Final answer:
The period of a function is the length of one complete cycle on a graph, which can be calculated differently depending on the context. For trigonometric functions, it is found using T = 2π / |B|, and for physical oscillations like a pendulum, T = 2π √(l/g). In AC electricity, T can also be calculated as T = 1/f or T = 2π / ω.
Step-by-step explanation:
The period of a function in a graph describes the length of one complete cycle of the graph. For example, in trigonometry, the period of the sine or cosine function is the distance along the x-axis after which the wave pattern begins to repeat.
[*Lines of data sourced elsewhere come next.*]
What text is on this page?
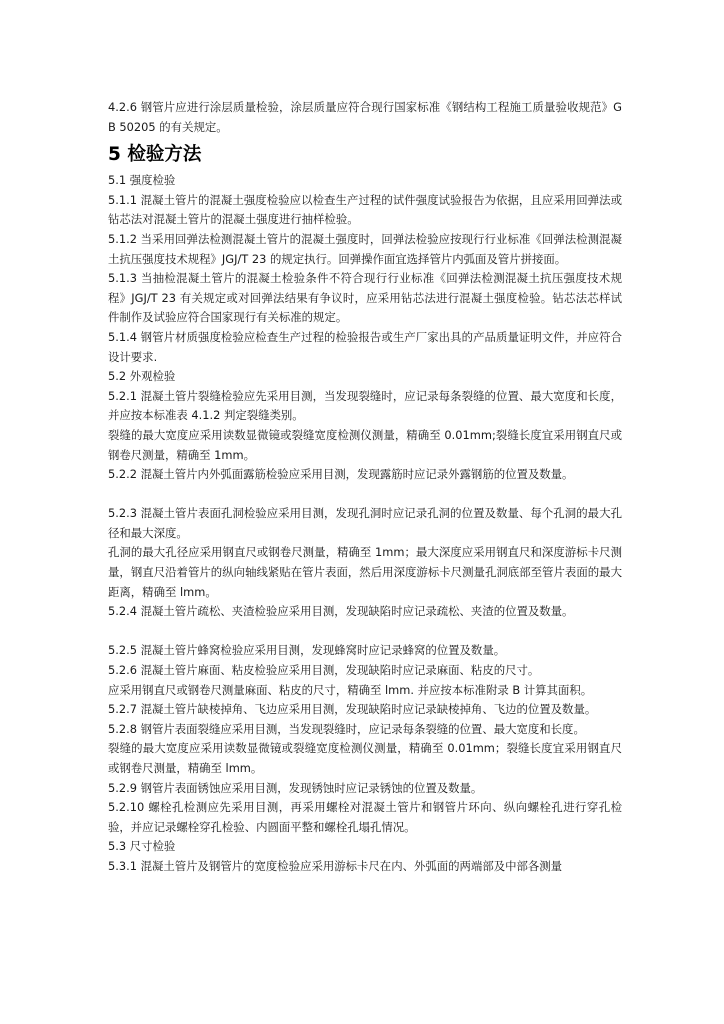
4.2.6 钢管片应进行涂层质量检验，涂层质量应符合现行国家标准《钢结构工程施工质量验收规范》GB 50205 的有关规定。

5 检验方法

5.1 强度检验

5.1.1 混凝土管片的混凝土强度检验应以检查生产过程的试件强度试验报告为依据，且应采用回弹法或钻芯法对混凝土管片的混凝土强度进行抽样检验。

5.1.2 当采用回弹法检测混凝土管片的混凝土强度时，回弹法检验应按现行行业标准《回弹法检测混凝土抗压强度技术规程》JGJ/T 23 的规定执行。回弹操作面宜选择管片内弧面及管片拼接面。

5.1.3 当抽检混凝土管片的混凝土检验条件不符合现行行业标准《回弹法检测混凝土抗压强度技术规程》JGJ/T 23 有关规定或对回弹法结果有争议时，应采用钻芯法进行混凝土强度检验。钻芯法芯样试件制作及试验应符合国家现行有关标准的规定。

5.1.4 钢管片材质强度检验应检查生产过程的检验报告或生产厂家出具的产品质量证明文件，并应符合设计要求.

5.2 外观检验

5.2.1 混凝土管片裂缝检验应先采用目测，当发现裂缝时，应记录每条裂缝的位置、最大宽度和长度，并应按本标准表 4.1.2 判定裂缝类别。

裂缝的最大宽度应采用读数显微镜或裂缝宽度检测仪测量，精确至 0.01mm;裂缝长度宜采用钢直尺或钢卷尺测量，精确至 1mm。

5.2.2 混凝土管片内外弧面露筋检验应采用目测，发现露筋时应记录外露钢筋的位置及数量。

5.2.3 混凝土管片表面孔洞检验应采用目测，发现孔洞时应记录孔洞的位置及数量、每个孔洞的最大孔径和最大深度。

孔洞的最大孔径应采用钢直尺或钢卷尺测量，精确至 1mm；最大深度应采用钢直尺和深度游标卡尺测量，钢直尺沿着管片的纵向轴线紧贴在管片表面，然后用深度游标卡尺测量孔洞底部至管片表面的最大距离，精确至 lmm。

5.2.4 混凝土管片疏松、夹渣检验应采用目测，发现缺陷时应记录疏松、夹渣的位置及数量。

5.2.5 混凝土管片蜂窝检验应采用目测，发现蜂窝时应记录蜂窝的位置及数量。

5.2.6 混凝土管片麻面、粘皮检验应采用目测，发现缺陷时应记录麻面、粘皮的尺寸。

应采用钢直尺或钢卷尺测量麻面、粘皮的尺寸，精确至 lmm. 并应按本标准附录 B 计算其面积。

5.2.7 混凝土管片缺棱掉角、飞边应采用目测，发现缺陷时应记录缺棱掉角、飞边的位置及数量。

5.2.8 钢管片表面裂缝应采用目测，当发现裂缝时，应记录每条裂缝的位置、最大宽度和长度。

裂缝的最大宽度应采用读数显微镜或裂缝宽度检测仪测量，精确至 0.01mm；裂缝长度宜采用钢直尺或钢卷尺测量，精确至 lmm。

5.2.9 钢管片表面锈蚀应采用目测，发现锈蚀时应记录锈蚀的位置及数量。

5.2.10 螺栓孔检测应先采用目测，再采用螺栓对混凝土管片和钢管片环向、纵向螺栓孔进行穿孔检验，并应记录螺栓穿孔检验、内圆面平整和螺栓孔塌孔情况。

5.3 尺寸检验

5.3.1 混凝土管片及钢管片的宽度检验应采用游标卡尺在内、外弧面的两端部及中部各测量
In practical terms, for a sine or cosine function of the form y = A sin(Bx + C) + D or y = A cos(Bx + C) + D, the period T is calculated using the formula T = 2π / |B|, where B is the coefficient of x inside the trigonometric function.
In the context of physics, particularly when discussing pendulums or oscillatory motion, the period equation can relate to the time it takes to complete one cycle of motion. An example is the simple pendulum equation T = 2π √(l/g), where T is the period, l is the length of the pendulum, and g is the acceleration due to gravity.
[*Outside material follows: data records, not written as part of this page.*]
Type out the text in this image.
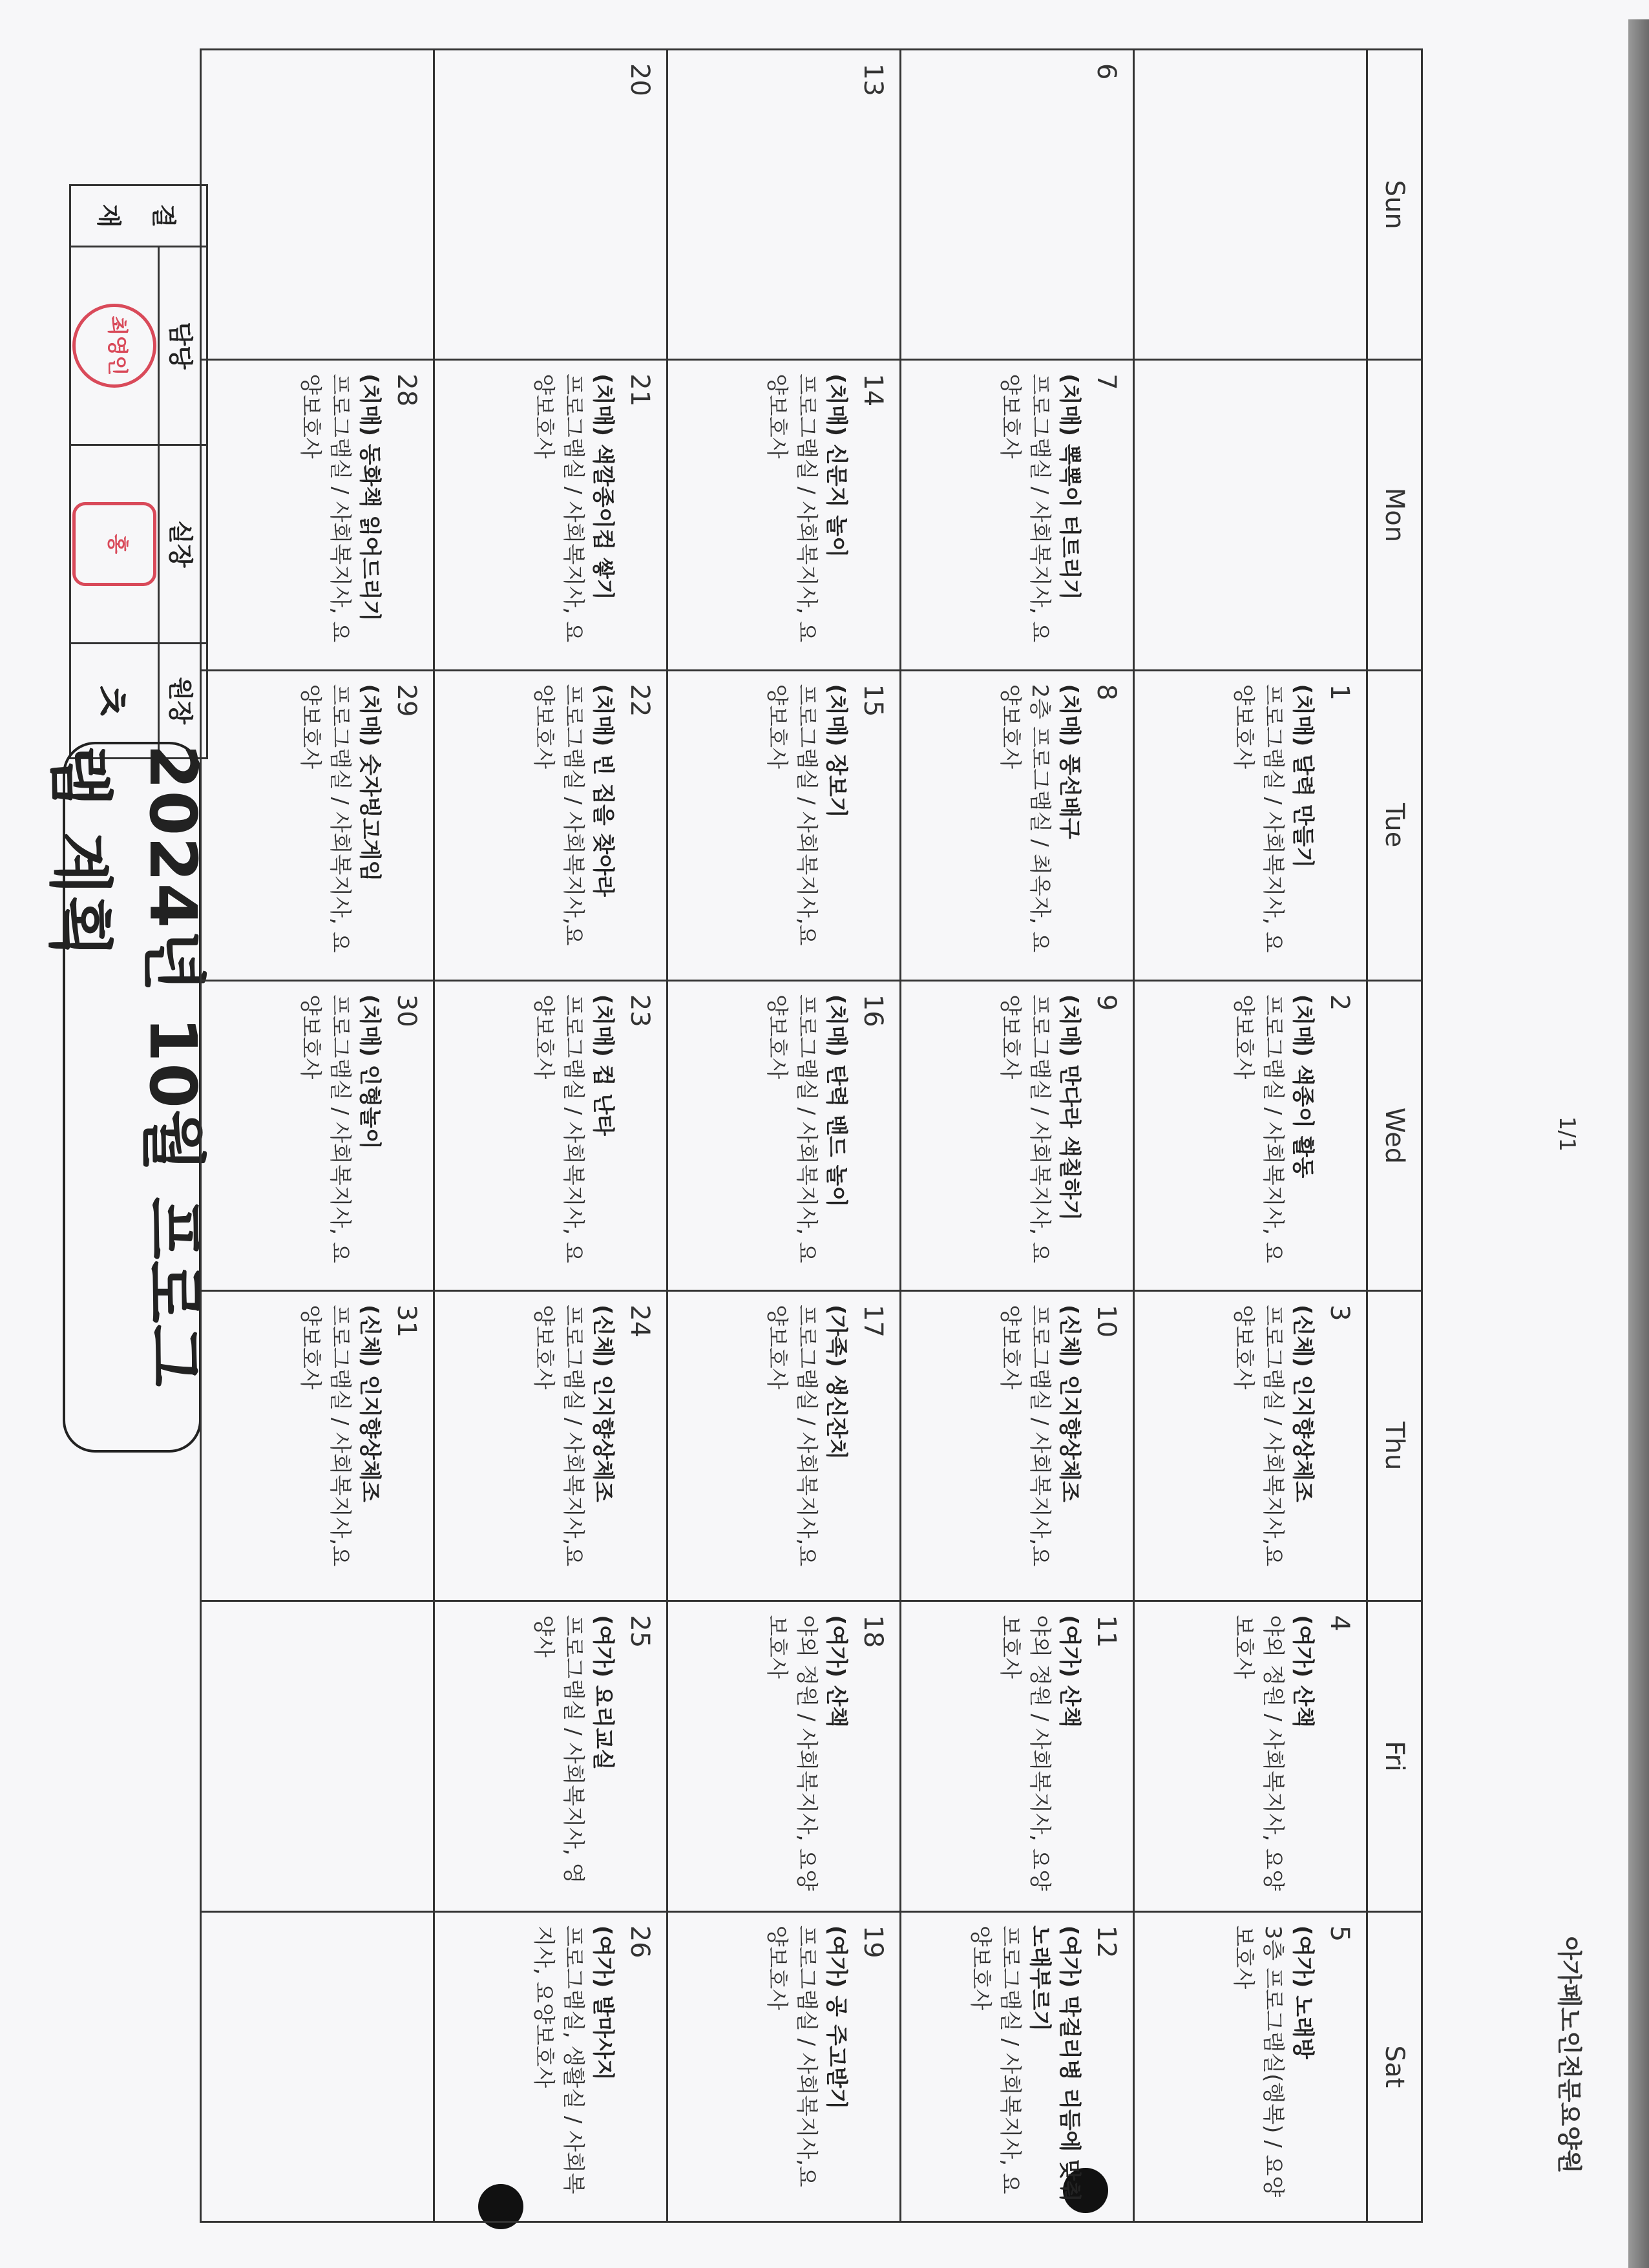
결
재	담당	실장	원장
	최영인	홍	ㅊ
2024년 10월 프로그램 계획
Sun	Mon	Tue	Wed	Thu	Fri	Sat

		1
(치매) 달력 만들기
프로그램실 / 사회복지사, 요양보호사	2
(치매) 색종이 활동
프로그램실 / 사회복지사, 요양보호사	3
(신체) 인지향상체조
프로그램실 / 사회복지사,요양보호사	4
(여가) 산책
야외 정원 / 사회복지사, 요양보호사	5
(여가) 노래방
3층 프로그램실(행복) / 요양보호사

6	7
(치매) 뽁뽁이 터트리기
프로그램실 / 사회복지사, 요양보호사	8
(치매) 풍선배구
2층 프로그램실 / 최옥자, 요양보호사	9
(치매) 만다라 색칠하기
프로그램실 / 사회복지사, 요양보호사	10
(신체) 인지향상체조
프로그램실 / 사회복지사,요양보호사	11
(여가) 산책
야외 정원 / 사회복지사, 요양보호사	12
(여가) 막걸리병 리듬에 맞춰 노래부르기
프로그램실 / 사회복지사, 요양보호사

13	14
(치매) 신문지 놀이
프로그램실 / 사회복지사, 요양보호사	15
(치매) 장보기
프로그램실 / 사회복지사,요양보호사	16
(치매) 탄력 밴드 놀이
프로그램실 / 사회복지사, 요양보호사	17
(가족) 생신잔치
프로그램실 / 사회복지사,요양보호사	18
(여가) 산책
야외 정원 / 사회복지사, 요양보호사	19
(여가) 공 주고받기
프로그램실 / 사회복지사,요양보호사

20	21
(치매) 색깔종이컵 쌓기
프로그램실 / 사회복지사, 요양보호사	22
(치매) 빈 집을 찾아라
프로그램실 / 사회복지사,요양보호사	23
(치매) 컵 난타
프로그램실 / 사회복지사, 요양보호사	24
(신체) 인지향상체조
프로그램실 / 사회복지사,요양보호사	25
(여가) 요리교실
프로그램실 / 사회복지사, 영양사	26
(여가) 발마사지
프로그램실, 생활실 / 사회복지사, 요양보호사

	28
(치매) 동화책 읽어드리기
프로그램실 / 사회복지사, 요양보호사	29
(치매) 숫자빙고게임
프로그램실 / 사회복지사, 요양보호사	30
(치매) 인형놀이
프로그램실 / 사회복지사, 요양보호사	31
(신체) 인지향상체조
프로그램실 / 사회복지사,요양보호사		

1/1
아가페노인전문요양원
When dealing with alternating current (AC) electricity or wave phenomena, the period T can also be found using the relationship T = 1/f, where f is the frequency. The period is also represented as T = 2π / ω, with ω being the angular frequency.
In graphing calculators and software such as the PhET Equation Grapher, you may adjust constants to observe different polynomial functions and their graphs, which could include periodic phenomena depending on the equation.